Electroencephalogram (EEG)

EEGs are devices that measure the electrical activity of the brain. They are used to diagnose and monitor patients with epilepsy. Epilepsy patients must travel to EEG centers, where they are fitted with several leads that are glued to their scalp. Smartphone technology makes it possible for patients to monitor themselves at home and transmit the data to their neurologist. A proof-of-concept study in determined that this innovation could soon make EEG technology available to the millions of epilepsy sufferers with limited access to EEG centers.

The otoscope (also known as the “ear thing”)

Every pediatrician has an otoscope for looking in children’s ears, generally used to diagnose ear infections. Pneumatic otoscopy, as it is officially called, requires some skill to learn. However, the most significant limitation of the technique is the otoscope itself, which very often provides the practitioner with only the most fleeting glimpse of a tiny eardrum attached to a wriggly child.
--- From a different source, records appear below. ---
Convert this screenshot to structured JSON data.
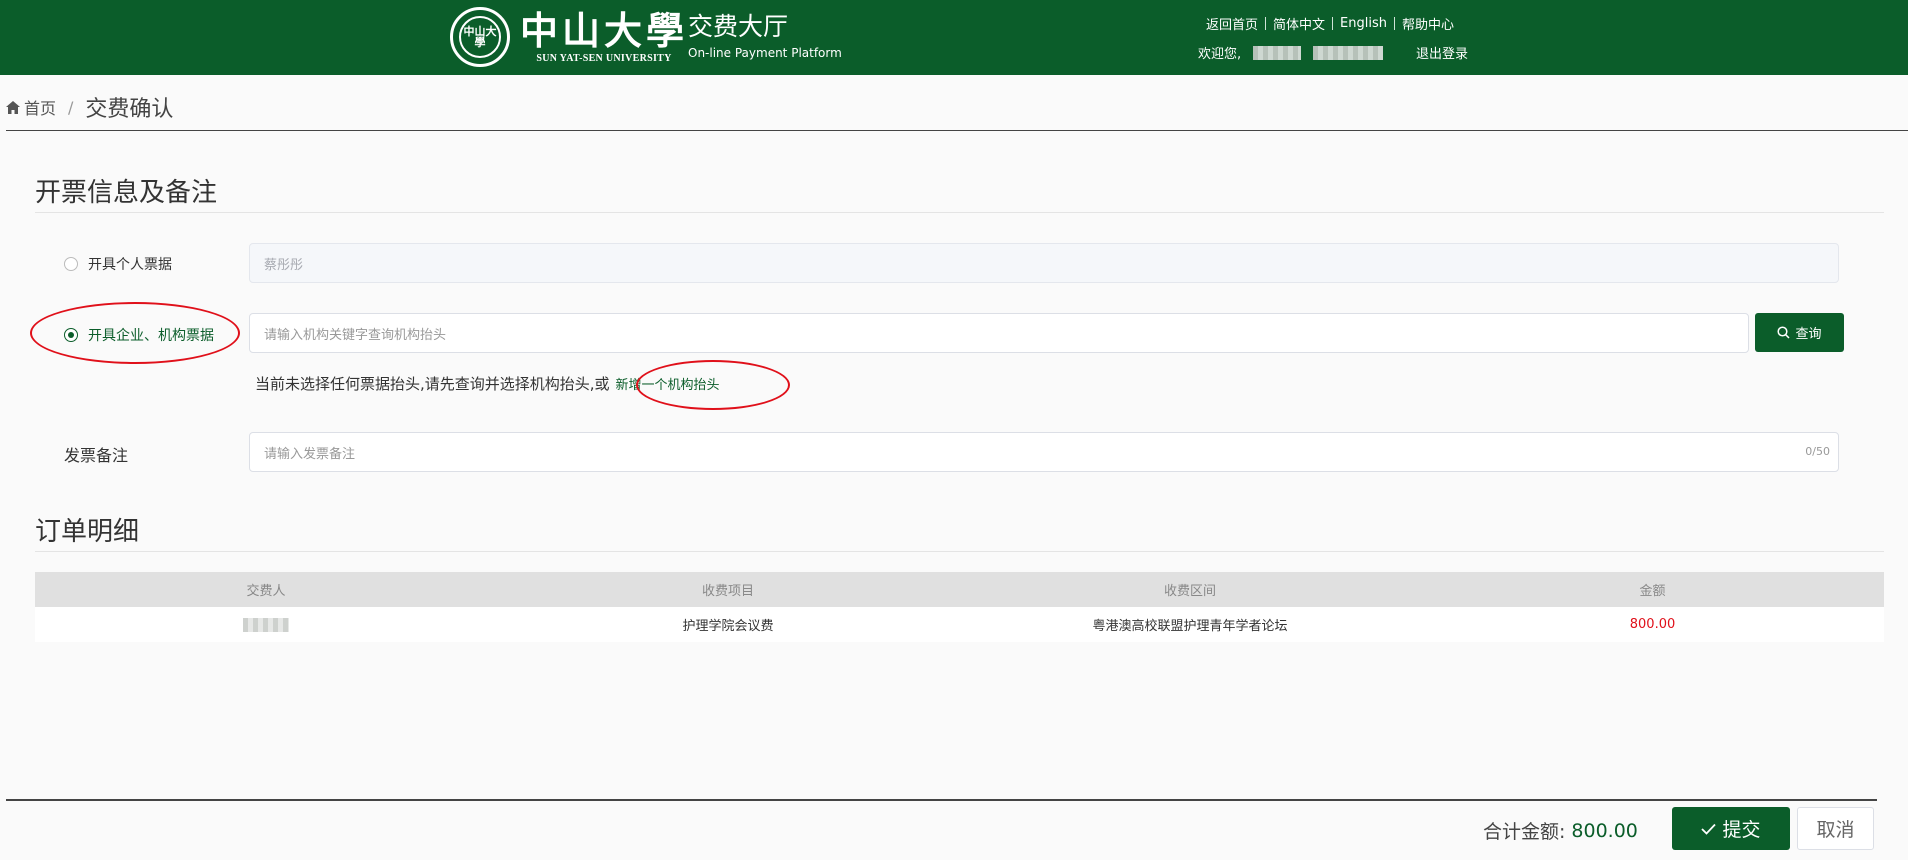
{
  "header": {
    "university_cn": "中山大學",
    "university_en": "SUN YAT-SEN UNIVERSITY",
    "seal_text": "中山大學",
    "platform_cn": "交费大厅",
    "platform_en": "On-line Payment Platform",
    "links": [
      "返回首页",
      "简体中文",
      "English",
      "帮助中心"
    ],
    "welcome": "欢迎您,",
    "logout": "退出登录",
    "bg_color": "#0b5d2a"
  },
  "breadcrumb": {
    "home": "首页",
    "separator": "/",
    "current": "交费确认"
  },
  "invoice": {
    "title": "开票信息及备注",
    "personal_label": "开具个人票据",
    "personal_value": "蔡彤彤",
    "org_label": "开具企业、机构票据",
    "org_placeholder": "请输入机构关键字查询机构抬头",
    "search_button": "查询",
    "hint_text": "当前未选择任何票据抬头,请先查询并选择机构抬头,或",
    "add_link": "新增一个机构抬头",
    "remark_label": "发票备注",
    "remark_placeholder": "请输入发票备注",
    "remark_counter": "0/50"
  },
  "order": {
    "title": "订单明细",
    "columns": [
      "交费人",
      "收费项目",
      "收费区间",
      "金额"
    ],
    "rows": [
      {
        "payer": "",
        "item": "护理学院会议费",
        "range": "粤港澳高校联盟护理青年学者论坛",
        "amount": "800.00"
      }
    ]
  },
  "footer": {
    "total_label": "合计金额:",
    "total_value": "800.00",
    "submit": "提交",
    "cancel": "取消"
  },
  "colors": {
    "primary": "#0b5d2a",
    "amount": "#e0101a",
    "annotation": "#e0101a"
  }
}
Fortunately, the cameras on smartphones have gotten so good that a simple attachment allows high-resolution magnified views, providing doctors — and now parents — the ability to capture images of the ear drum, which they may send to a doctor.

The ophthalmoscope (also known as the “eye thing”)

Specialized attachments and associated applications have turned smartphones into devices that produce images almost as good as those available in eye doctors’ offices. The technology may not become available to the general public, however, because these examinations often require the use of pupil-dilating eye drops, which are used only in office settings. Simpler devices, however, are able to perform visual acuity exams, alerting patients when their eyeglass prescriptions become outdated.

The age of the hybrid doctor’s office

Some physicians have voiced concerns about diagnostic devices being used in patients’ homes. Expertise and judgment are indeed required when interpreting any medical test. Nevertheless, no one expects smartphone-based devices to completely replace the physician. Only trained cardiologists can read ECGs, and only trained neurologists can read EEGs. For other devices, physicians can and should actively participate in guiding the patient through the diagnostic and therapeutic process. Finally, skilled nurses can help patients use these devices in ways that can greatly increase their accuracy.

As the most powerful instrument in medicine, the smartphone, grows more powerful every year, physicians and home caregivers can harness that power for the benefit of their patients.